A cryptographic salt is a random string that is stored next to a message and concatenated with the message in a “salted hash”. Salting the hash adds entropy, but it’s a bit like kicking the hashing problem a bit further down the road—and remember that salts are not secrets. A salted hash may be a good solution for some systems—but do you see how the potential gotchas become harder to assess as we dive into nuances?

Let’s go back to PRFs. The power and nature of a MAC is in its key, which we can see by looking at preimage attacks. A preimage attack on a PRF requires finding a key K and a message m where PRF(K,m)=h. The preimage space here is 𝓜⨯𝒦, which is astronomically vast and computationally extraordinarily far beyond feasibility. We’re talking “whoops I accidentally a whole cartesian product” measures of large, because that’s what happened.

I glossed over some subtleties here. Brute forcing isn’t the only weakness in hashes or MACs—but brute force problems demonstrate a, uh, “key” distinction between a hash and a MAC. Also, a preimage attack isn’t the same as finding the original message—but if you find a second message that produces the same hash as a specified message hash with any modern hash function, that is a second preimage attack, and it is more valuable than almost any message!

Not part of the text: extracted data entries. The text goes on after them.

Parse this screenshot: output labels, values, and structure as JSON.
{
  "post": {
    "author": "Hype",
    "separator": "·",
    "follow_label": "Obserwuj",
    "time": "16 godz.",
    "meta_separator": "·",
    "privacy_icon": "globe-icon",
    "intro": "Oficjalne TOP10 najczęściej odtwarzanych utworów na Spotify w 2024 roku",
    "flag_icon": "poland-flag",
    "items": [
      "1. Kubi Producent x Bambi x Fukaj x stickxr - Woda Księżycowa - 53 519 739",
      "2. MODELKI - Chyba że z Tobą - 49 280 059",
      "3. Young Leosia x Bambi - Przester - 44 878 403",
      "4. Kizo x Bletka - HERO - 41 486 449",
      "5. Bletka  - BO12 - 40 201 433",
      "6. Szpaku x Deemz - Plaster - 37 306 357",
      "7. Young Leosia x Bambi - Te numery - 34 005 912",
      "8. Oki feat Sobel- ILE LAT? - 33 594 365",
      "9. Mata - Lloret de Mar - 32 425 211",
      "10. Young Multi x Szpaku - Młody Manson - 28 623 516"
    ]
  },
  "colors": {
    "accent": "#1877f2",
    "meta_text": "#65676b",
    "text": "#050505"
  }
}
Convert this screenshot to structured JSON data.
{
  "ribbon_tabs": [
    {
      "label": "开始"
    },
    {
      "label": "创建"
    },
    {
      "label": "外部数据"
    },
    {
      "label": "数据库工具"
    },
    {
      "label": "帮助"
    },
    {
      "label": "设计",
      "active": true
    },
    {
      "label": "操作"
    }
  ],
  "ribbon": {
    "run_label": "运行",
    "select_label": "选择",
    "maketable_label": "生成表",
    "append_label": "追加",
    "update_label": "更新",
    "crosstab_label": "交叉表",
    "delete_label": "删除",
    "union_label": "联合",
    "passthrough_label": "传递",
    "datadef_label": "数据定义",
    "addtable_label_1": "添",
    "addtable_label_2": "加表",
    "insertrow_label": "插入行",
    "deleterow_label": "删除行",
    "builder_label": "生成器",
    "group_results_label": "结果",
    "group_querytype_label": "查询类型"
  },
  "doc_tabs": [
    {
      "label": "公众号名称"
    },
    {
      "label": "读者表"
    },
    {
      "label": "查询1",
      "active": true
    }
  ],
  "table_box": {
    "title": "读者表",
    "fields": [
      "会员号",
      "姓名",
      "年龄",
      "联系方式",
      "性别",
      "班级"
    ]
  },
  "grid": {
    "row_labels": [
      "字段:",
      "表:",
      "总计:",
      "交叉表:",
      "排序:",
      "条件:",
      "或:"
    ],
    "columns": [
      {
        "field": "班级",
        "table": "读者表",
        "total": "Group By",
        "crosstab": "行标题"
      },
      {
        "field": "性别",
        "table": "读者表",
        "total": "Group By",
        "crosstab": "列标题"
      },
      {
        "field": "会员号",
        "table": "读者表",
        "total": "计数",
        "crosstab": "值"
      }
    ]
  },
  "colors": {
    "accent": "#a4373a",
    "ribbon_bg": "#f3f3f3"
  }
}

At this point, you might be thinking “ah, so if keys are the secret ingredient, why don’t I just concatenate a cryptographic pepper into my hash”—and I’m gonna stop you right there, because you’re rolling your own crypto. Use a PRF.

white noise on green

Why not use a signature, or a …?

Oof. This is getting into the weeds. I want to call out three properties that we need to meet, which are met by few hash alternatives:

  1. HMAC is much faster than signing

While hashing, HMACs, and PRFs are fast (microseconds), signing with a digital signature is slow—on the order of milliseconds.

A signature is a cryptographic hash of data combined with a signing algorithm like ECDSA or RSA. Benchmarks vary on algorithm and key size, but every signature operation is 100-1000 times slower than a hash/HMAC/PRF. Compared with RSA, ECDSA is somewhat faster at signing but slower at verifying. Verifying is typically more frequent than signing.

2. HMAC provides confidentiality in addition to authenticity

By definition, a PRF such as an HMAC guarantees that the output is indistinguishable from random noise for anyone who doesn’t have the key. A digital signature does not necessarily provide that guarantee. For both ECDSA and RSA, recovering the message is hard but can be brute forced by a determined attacker, much like a hash.

Digital signatures are designed to provide authenticity. Signatures are typically sent with a message, and anyone with the public key can verify authenticity of the signature. An HMAC provides authenticity for anyone with the key, but the key must be shared in order to verify authenticity—and anyone with that single key can forge a message.

3. HMAC is a relatively easy and widely supported choice for a software engineering or security engineering team

Again: nuances! As we collect nuances we have to navigate, a software engineer’s job becomes harder and harder in considering “when should I use a hash vs UUID vs signature vs MAC”. A PRF or a MAC is a safe tool to reach for from the shelf: few footguns, relatively easy to operate, and plenty of cross-language cryptographic library support. …sort of.

white noise on blue

Conclusion and a growing list of caveats

TLDR*: If you want a secure and private identifier for a private object, use a UUID. If you want to verify authenticity or integrity for a private object, use a MAC/PRF.

*TLDR-FML: A general guide, with some exceptions and qualifiers (TYSM for calling out that every universal statement has qualifiers, even this one) — if you want a secure and private identifier for an object, use a UUID**. If you want tamper detection on private data, use a MAC/PRF. Sure, not perfect. Just a general guideline, with some exceptions††. Look it’s a TLDR, I don’t know what you want me to say here to address special cases that might be threatened by my general guidance summary statement. Choices and consequences change substantially when an active aggressor is involved in contrast with passive aggressors that aggregate data and attack when they hold a strong position.

**Or a pseudorandom function family (PRF). Yes, a UUID means storing that in a database. Yes, a PRF also means storing a key and handling key management, which turns a data privacy problem into a key management problem. Congratulations, we summarized cryptography: it’s all about PRFs and key management.***

***Not All Cryptography

Well, Actually, the definition of a MAC technically does not guarantee that it hides input, and a secure PRF asserts that it hides input but does not provide constant time verification in most (any?) cryptographic APIs.

††TLDR-FML-WTF: Yes there are a lot of exceptions. Hire a cryptography consultant, or††† Sophie Schmieg will yell at you about PRFs. (†††Intentionally not XOR.)

††††setting aside space for further caveats and addendums

--

--